Quand l’étoile d’amour, le plus belle des cieux,
File vers l’occident et se couche dans l’onde
Où nous voyons couler tous les bonheurs du monde,
Laissant à peine après quelque lueur aux yeux ;

L’imagination va faire ses adieux
A cette belle étoile, avant la nuit profonde,
Avant que tout soit noir et que tout se confonde
Dans le cœur devenu comme un puits ténébreux.

Alors elle s’en va, l’habile filandière,
Suspendre ses réseaux et sa gaze légère
A quelque branche frêle où luit un peu de jour,

Et se laissant aller à cette balançoire,
Elle s’y joue en l’air, tant que dans l’âme noire
Surnage encore un brin des lueurs de l’amour.

Q15  T15

Du temps de notre enfance étourdie et légère, — 1833 (4)

Marie Nodier-Mannessier in Soirées littéraires de Paris

A mademoiselle ***

Du temps de notre enfance étourdie et légère,
Souvent, oh! bien souvent, j’aime à m’entretenir,
Et le front dans mes mains, rêveuse, à retenir
Tout ce qui m’est resté de ma douce chimère.

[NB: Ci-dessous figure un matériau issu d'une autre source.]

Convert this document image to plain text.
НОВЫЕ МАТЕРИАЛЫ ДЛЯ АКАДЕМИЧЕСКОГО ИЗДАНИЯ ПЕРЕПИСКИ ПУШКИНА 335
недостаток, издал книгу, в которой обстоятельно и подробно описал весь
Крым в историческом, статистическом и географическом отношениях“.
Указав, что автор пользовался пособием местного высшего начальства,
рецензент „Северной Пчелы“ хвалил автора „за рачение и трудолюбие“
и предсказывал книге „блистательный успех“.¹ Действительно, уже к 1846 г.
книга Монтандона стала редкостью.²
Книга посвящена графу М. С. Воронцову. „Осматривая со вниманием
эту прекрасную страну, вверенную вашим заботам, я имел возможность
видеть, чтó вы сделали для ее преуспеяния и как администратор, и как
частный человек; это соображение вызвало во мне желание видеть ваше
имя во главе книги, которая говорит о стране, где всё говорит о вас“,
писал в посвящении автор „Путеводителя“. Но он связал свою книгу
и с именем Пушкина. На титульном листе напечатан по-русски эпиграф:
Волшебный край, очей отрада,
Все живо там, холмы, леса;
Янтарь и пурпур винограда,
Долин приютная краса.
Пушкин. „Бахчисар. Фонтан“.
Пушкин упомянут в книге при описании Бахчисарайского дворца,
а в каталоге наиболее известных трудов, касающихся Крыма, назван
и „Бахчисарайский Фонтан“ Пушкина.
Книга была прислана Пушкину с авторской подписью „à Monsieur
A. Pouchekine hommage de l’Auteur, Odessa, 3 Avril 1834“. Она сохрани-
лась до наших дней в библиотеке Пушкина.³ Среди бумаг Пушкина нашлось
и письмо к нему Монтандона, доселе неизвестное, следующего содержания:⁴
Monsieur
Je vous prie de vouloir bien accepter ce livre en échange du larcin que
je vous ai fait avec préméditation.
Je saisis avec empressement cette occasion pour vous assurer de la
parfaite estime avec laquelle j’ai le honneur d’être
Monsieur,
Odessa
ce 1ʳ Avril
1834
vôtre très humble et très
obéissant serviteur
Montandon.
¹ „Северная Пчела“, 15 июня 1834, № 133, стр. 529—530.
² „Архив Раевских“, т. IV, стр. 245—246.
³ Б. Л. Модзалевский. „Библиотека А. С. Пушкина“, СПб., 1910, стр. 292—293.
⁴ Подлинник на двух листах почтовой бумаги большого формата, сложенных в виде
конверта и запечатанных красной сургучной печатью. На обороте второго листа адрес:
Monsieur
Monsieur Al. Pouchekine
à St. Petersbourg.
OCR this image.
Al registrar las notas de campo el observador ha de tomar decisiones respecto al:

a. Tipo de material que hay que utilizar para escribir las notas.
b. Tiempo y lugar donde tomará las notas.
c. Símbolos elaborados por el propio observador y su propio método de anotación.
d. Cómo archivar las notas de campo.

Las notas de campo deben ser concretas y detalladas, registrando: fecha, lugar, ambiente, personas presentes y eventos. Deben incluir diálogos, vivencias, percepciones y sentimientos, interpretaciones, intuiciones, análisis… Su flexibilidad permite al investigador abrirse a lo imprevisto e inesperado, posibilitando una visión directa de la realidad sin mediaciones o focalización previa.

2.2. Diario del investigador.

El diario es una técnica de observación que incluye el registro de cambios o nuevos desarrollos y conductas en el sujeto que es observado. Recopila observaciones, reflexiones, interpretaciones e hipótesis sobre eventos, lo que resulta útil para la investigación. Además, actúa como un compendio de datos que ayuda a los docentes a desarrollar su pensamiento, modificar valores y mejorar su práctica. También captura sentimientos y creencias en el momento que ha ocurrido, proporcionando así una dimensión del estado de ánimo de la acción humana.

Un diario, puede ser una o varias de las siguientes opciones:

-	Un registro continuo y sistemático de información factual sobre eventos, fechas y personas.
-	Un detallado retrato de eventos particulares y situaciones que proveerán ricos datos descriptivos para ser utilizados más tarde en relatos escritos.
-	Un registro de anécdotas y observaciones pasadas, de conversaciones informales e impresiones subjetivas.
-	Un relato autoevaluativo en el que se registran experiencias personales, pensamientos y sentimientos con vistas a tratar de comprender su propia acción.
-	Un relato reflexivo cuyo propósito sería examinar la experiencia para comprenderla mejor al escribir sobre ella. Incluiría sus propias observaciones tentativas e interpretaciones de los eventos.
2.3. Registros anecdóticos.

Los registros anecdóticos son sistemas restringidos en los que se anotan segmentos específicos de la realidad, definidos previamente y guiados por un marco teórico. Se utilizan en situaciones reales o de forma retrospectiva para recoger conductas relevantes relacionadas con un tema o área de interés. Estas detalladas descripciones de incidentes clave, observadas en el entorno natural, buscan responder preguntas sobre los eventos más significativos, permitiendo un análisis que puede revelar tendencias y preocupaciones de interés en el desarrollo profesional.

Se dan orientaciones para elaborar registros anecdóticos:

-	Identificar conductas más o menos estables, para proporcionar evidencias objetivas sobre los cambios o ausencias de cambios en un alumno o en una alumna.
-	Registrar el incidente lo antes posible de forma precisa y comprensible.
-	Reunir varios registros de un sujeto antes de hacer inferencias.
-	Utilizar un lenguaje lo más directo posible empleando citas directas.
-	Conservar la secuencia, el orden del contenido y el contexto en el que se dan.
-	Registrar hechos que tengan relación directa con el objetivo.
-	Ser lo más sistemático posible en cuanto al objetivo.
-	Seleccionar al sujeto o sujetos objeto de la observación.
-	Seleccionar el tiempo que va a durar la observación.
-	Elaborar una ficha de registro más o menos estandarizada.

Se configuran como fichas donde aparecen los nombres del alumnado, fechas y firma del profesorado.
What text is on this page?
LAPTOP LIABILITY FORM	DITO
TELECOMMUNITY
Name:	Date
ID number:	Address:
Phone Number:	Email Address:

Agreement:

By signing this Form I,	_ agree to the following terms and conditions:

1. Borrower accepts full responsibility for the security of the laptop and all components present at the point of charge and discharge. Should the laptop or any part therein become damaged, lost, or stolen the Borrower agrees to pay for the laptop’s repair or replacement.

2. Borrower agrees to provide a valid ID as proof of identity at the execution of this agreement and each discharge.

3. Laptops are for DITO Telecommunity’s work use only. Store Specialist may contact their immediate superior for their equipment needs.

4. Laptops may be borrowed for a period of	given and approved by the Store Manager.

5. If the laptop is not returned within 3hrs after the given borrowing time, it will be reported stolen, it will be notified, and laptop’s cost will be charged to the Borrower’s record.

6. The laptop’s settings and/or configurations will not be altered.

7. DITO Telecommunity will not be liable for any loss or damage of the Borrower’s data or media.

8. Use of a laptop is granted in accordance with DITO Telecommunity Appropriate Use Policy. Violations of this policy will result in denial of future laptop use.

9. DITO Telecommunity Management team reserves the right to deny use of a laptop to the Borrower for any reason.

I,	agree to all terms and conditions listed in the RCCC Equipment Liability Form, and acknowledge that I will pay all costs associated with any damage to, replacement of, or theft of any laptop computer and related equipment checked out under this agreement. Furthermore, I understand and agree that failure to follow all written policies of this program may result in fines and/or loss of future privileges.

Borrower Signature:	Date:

Que j’aime à retrouver, timide et passagère,
Ton image d’enfant dans le doux souvenir
De mon bonheur d’alors que rien n’a pu ternir,
Et que jamais ne voile une pensée amère.

Bien des jours ont passé sur ces premiers beaux jours;
Pour nous rien n’est changé, nous nous aimons toujours,
Et mon coeur dans le tien comme autrefois sait lire,

Et comprendre l’esprit qui se joue en tes yeux,
En tes yeux transparents, sur ton front gracieux,
Et dans ta voix si pure, et dans ton frais sourire.

Q15 – T15

Vainement vous voilez votre front gracieux, — 1833 (3)

A. Fontaney – in Bibliothèque populaire..: Poètes français vivans, I

Sonnet à Miss***

Vainement vous voilez votre front gracieux,
De vos longs cheveux blonds, sous la longue mantille;
De cet ardent climat, non, vous n’êtes pas fille,
Et votre âme est surtout étrangère en ces lieux.

L’oeil noir de l’Espagnole est fier, audacieux,
Plus de flamme peut-être en son regard pétille,
On voit au fond du vôtre une larme qui brille,
Le ciel est tout entier dans l’azur de vos yeux.

Mais l’Espagne n’a pas vos grands bois d’Amérique;
Ici ne laissez pas au souffle de l’Afrique
Le bouton se faner si jeune et si vermeil!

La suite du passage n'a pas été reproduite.